紫草の宴
@tanakami_ben
第1話 紫草の館
虫の知らせという言葉がある。
よくないことが起こる予感、つまり『勘』だ。ただ自分にはそれが、人より少しだけ精度よく感じられる。
「今日はカラスに糞を落とされそうな気がするな」とか「こっちのルートで行くと生徒指導の勝山と鉢合わせしそうだな」とかそういうのだ。
ただまあ残念なことに自分自身、感じた予感を確かめずにはいられないタチをしているせいで大抵は避けられない。いかんせん自分の身で確かめる羽目になるため、これを良いと捉えるか悪いと見るかは微妙なところだが命中率にして九割九分当たる。
と、そんなわけで今日も懲りずにこんな山奥まで来てしまった。
「だぁもう、暑いなぁ!」
それもそのはず。現在夏真っ盛りの8月。それなりに標高があるため多少マシとはいえ暑いものは暑いのだ。分かりきっていたことだがやはり耐え難いものがある。
「だいたい駐車場からが長いんだ。駐車場から徒歩40分って」
そんな悪態をつきながらどこへ向かっているのかと言えば、まったく身に覚えのない、懸賞で当たったという温泉旅行の旅館だ。一か月ほど前に差出人不明で招待状が送られてきて、冒頭の虫の知らせを感じてノコノコとやってきたわけだ。
とは言え今回ばかりは躊躇った。
手紙を手に取った瞬間の悪寒、あれ以上のものをこれから先の人生で経験することは無いだろう。

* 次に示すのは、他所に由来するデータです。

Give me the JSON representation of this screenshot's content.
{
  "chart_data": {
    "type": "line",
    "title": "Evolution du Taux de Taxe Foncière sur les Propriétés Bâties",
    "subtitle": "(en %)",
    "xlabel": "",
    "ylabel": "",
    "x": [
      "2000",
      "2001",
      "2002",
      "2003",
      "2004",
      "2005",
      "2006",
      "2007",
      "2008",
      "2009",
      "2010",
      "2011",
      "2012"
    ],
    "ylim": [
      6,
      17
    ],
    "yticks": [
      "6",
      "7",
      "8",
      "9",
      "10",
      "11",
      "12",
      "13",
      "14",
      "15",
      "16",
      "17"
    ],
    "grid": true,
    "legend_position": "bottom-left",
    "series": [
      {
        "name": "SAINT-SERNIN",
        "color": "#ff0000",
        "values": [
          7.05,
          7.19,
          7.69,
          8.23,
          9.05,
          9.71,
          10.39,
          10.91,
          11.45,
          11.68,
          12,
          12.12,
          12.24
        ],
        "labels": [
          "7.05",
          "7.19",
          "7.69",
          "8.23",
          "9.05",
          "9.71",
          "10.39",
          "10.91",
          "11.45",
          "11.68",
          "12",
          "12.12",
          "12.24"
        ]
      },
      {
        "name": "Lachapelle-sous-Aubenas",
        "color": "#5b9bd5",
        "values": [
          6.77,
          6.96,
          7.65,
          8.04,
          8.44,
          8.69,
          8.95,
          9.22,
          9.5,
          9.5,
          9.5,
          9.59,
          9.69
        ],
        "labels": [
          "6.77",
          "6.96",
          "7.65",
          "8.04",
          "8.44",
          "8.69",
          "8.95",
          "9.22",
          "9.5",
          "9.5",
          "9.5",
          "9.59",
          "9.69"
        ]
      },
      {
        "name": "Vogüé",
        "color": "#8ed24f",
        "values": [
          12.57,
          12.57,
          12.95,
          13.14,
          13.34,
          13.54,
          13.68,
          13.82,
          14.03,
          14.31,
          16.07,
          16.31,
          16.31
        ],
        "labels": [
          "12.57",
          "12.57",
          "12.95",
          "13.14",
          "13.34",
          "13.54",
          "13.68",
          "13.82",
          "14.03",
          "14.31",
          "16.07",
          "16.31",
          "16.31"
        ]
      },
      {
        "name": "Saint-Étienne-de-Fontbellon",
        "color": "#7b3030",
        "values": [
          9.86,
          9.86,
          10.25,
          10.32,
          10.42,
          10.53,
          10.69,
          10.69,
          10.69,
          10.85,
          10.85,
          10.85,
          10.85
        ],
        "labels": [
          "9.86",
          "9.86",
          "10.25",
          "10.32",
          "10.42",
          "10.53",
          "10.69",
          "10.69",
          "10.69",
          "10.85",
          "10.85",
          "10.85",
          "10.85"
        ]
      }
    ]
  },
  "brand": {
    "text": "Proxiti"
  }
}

生物としての本能が警鐘を鳴らす、とは正にこのことかと実感させられた。
初めての感覚だった。
紙切れ一枚から死を連想するなんて思っても見なかった。
正直言って今だってにわかには信じ難い。
向かっている旅館だって調べた感じごく普通のそれだった。
「だからこそ確かめたくなっちゃうってもんです」
初めこそ気圧されたが今の自分にそんなものは露ほどもない。
命が惜しくないとも違う。
背筋に電撃の走るようなゾクリとした感覚の正体をこの身に受けたい。
目の前の『危』への興奮が止まらないのだ。
招待券を取り出し眺める。
「旅館、紫草で……合ってるよな」
老舗旅館と銘打つだけあって中々の風格だ。恐らくだがこんな機会でもなければ一生縁のない場所だったのではなかろうか。
思わず元々の目的を忘れそうになってしまう。
「……羽場様、でよろしかったでしょうか。お客様?」
「!?」
そんな気の緩みを咎めるが如く、横から不意に声をかけられた。
気が付かなかったことへの驚きと、ごく単純に突然の声かけに一歩後ずさる。
「草鹿です。まずは大広間までご案内し、その後お部屋へ案内致しますので、ご承知おきください。それではこちらへどうぞ」
驚くこちらの都合などお構いなしに草鹿と名乗る女そうは続け、これまたお構いなしに振り返ると足早に館内へと向かっていった。
ハッとして小走りで後を追う。置いていかれてはかなわない。
……置いて行かれないよな?などと思いつつ、彼女ならば、やりかねない。そんな気がした。